A trilogy about a youth’s search for belonging finds its completion in a moody, lyrical, deeply life-affirming final installment.
In his Trilogy About the Boy, Stefánsson follows an unnamed teenage orphan—poetically gifted and deeply sensitive—through trauma and loss, toward a fragile sense of safety and belonging. In the earlier volumes, Heaven and Hell (2025) and The Sorrow of Angels (2025), the boy witnesses his best friend’s death in a fishing accident and nearly dies while accompanying a postman across Iceland’s harsh west fjords. The last we saw them, they were tumbling down a snowy mountain with a coffin in tow.
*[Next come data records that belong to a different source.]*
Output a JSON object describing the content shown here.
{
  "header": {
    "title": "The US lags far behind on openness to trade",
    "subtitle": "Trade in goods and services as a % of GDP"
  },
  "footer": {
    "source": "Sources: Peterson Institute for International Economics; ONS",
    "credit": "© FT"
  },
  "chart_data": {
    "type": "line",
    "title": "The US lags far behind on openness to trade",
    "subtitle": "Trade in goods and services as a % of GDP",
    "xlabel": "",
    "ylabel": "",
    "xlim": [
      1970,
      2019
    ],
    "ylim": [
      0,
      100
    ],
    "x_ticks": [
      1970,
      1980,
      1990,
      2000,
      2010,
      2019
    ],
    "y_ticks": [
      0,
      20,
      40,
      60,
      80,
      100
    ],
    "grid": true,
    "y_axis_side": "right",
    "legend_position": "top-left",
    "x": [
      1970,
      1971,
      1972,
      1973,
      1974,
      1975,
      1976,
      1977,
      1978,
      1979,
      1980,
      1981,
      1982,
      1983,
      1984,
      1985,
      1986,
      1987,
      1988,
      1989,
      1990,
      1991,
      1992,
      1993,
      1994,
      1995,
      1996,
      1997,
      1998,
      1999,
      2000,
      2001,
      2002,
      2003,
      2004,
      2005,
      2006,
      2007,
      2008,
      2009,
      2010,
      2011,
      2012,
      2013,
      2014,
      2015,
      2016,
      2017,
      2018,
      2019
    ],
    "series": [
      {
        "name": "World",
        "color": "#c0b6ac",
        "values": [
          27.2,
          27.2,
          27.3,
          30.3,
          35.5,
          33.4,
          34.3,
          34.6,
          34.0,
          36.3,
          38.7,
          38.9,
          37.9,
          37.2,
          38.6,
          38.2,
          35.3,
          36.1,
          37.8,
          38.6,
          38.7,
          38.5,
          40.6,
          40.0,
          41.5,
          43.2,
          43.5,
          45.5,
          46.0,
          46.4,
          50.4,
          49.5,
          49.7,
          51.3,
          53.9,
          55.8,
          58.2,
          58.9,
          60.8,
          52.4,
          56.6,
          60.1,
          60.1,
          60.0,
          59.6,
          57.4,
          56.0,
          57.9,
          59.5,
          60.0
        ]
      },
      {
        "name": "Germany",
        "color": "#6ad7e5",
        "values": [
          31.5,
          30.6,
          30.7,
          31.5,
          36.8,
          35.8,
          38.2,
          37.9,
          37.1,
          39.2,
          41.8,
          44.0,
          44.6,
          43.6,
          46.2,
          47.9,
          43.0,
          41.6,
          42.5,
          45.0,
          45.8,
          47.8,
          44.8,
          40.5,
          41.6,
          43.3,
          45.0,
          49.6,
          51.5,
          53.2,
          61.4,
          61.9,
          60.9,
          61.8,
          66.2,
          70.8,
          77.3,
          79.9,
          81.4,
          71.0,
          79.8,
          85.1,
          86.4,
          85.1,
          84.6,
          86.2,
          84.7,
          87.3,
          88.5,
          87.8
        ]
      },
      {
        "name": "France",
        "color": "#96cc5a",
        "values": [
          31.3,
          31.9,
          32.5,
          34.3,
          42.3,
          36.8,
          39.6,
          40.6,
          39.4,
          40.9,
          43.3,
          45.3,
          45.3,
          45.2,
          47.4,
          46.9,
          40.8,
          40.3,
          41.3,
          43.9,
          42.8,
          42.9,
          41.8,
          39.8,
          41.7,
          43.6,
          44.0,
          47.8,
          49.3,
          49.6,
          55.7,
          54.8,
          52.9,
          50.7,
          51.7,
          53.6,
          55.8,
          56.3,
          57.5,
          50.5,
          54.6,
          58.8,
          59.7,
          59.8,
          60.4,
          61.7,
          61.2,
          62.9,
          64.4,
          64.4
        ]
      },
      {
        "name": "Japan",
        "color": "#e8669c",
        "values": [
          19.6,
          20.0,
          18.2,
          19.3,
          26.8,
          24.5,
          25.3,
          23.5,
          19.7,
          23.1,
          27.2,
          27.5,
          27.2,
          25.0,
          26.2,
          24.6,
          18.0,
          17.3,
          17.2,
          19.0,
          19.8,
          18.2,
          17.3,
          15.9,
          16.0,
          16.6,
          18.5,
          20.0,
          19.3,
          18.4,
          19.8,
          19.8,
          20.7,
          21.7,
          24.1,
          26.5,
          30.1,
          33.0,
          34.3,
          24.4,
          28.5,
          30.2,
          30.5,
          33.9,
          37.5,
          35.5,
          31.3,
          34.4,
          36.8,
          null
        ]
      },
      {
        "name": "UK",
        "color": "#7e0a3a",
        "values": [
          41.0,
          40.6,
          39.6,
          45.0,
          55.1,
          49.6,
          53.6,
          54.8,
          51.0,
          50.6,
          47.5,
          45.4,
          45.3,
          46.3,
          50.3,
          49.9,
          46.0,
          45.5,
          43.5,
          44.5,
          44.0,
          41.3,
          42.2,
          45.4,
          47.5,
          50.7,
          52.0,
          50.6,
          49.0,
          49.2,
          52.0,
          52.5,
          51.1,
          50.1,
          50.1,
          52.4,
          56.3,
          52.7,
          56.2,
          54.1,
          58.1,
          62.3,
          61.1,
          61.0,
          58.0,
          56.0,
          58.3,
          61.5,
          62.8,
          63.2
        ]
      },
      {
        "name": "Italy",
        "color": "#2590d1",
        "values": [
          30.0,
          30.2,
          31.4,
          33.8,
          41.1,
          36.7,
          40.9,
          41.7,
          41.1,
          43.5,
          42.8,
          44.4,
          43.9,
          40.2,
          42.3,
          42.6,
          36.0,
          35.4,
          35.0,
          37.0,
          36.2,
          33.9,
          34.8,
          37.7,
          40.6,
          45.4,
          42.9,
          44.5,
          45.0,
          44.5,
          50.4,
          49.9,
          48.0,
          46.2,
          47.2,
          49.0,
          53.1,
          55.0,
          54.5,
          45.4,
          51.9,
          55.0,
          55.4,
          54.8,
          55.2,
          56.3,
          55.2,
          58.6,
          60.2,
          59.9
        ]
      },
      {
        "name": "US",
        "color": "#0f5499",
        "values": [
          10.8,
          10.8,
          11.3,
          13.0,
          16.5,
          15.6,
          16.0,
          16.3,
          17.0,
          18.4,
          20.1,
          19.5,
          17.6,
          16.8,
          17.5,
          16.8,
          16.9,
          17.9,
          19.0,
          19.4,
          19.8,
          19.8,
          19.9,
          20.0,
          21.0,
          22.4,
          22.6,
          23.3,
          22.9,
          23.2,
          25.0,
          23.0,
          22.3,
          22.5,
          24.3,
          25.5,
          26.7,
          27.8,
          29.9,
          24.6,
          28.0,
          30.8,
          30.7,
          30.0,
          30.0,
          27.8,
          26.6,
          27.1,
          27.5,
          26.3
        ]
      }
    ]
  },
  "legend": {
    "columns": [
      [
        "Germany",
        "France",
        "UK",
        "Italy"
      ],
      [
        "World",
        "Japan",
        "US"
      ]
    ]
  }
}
In this final installment, they survive—just barely—and recover under the care of locals before returning to the Village, a remote Icelandic port town where passions and prejudices collide in a landscape “scorched by volcanic fire and blasted by wind but with green valleys like dreams…” The book starts slowly, meandering through the pair’s recovery but gaining momentum in its second half. Still mourning, the boy begins to thaw, like the land around him, drawn to a fiery redheaded woman who helps nurse him and, back home, to Ragnheiður, daughter of the petty merchant Friðrik, who feels contempt for the boy’s lower social status even as she’s drawn to him. Torn between grief and desire, he realizes his heart is “divided into two compartments, one called happiness, the other despair.” Stefánsson excels at capturing the rhythms of village life—the gossip, grief, and constant threat of sea and storm—while offering moody reflections on life and death in a place shaped by the forces of nature. What’s also forceful is the power of language. Words surround the poetry-struck boy like fog creeping in from the sea. “Words are not lifeless rock or gnawed, wind-whitened bones up in the mountains,” writes Stefánsson. They “can grow distant over time and be transformed into museums that house the past, what is gone and will never return”—something not just true of the books the boy reads, but of this one, too.
An engrossing tale as brooding, unpredictable, and invigorating as the sea and storms affecting the characters’ lives.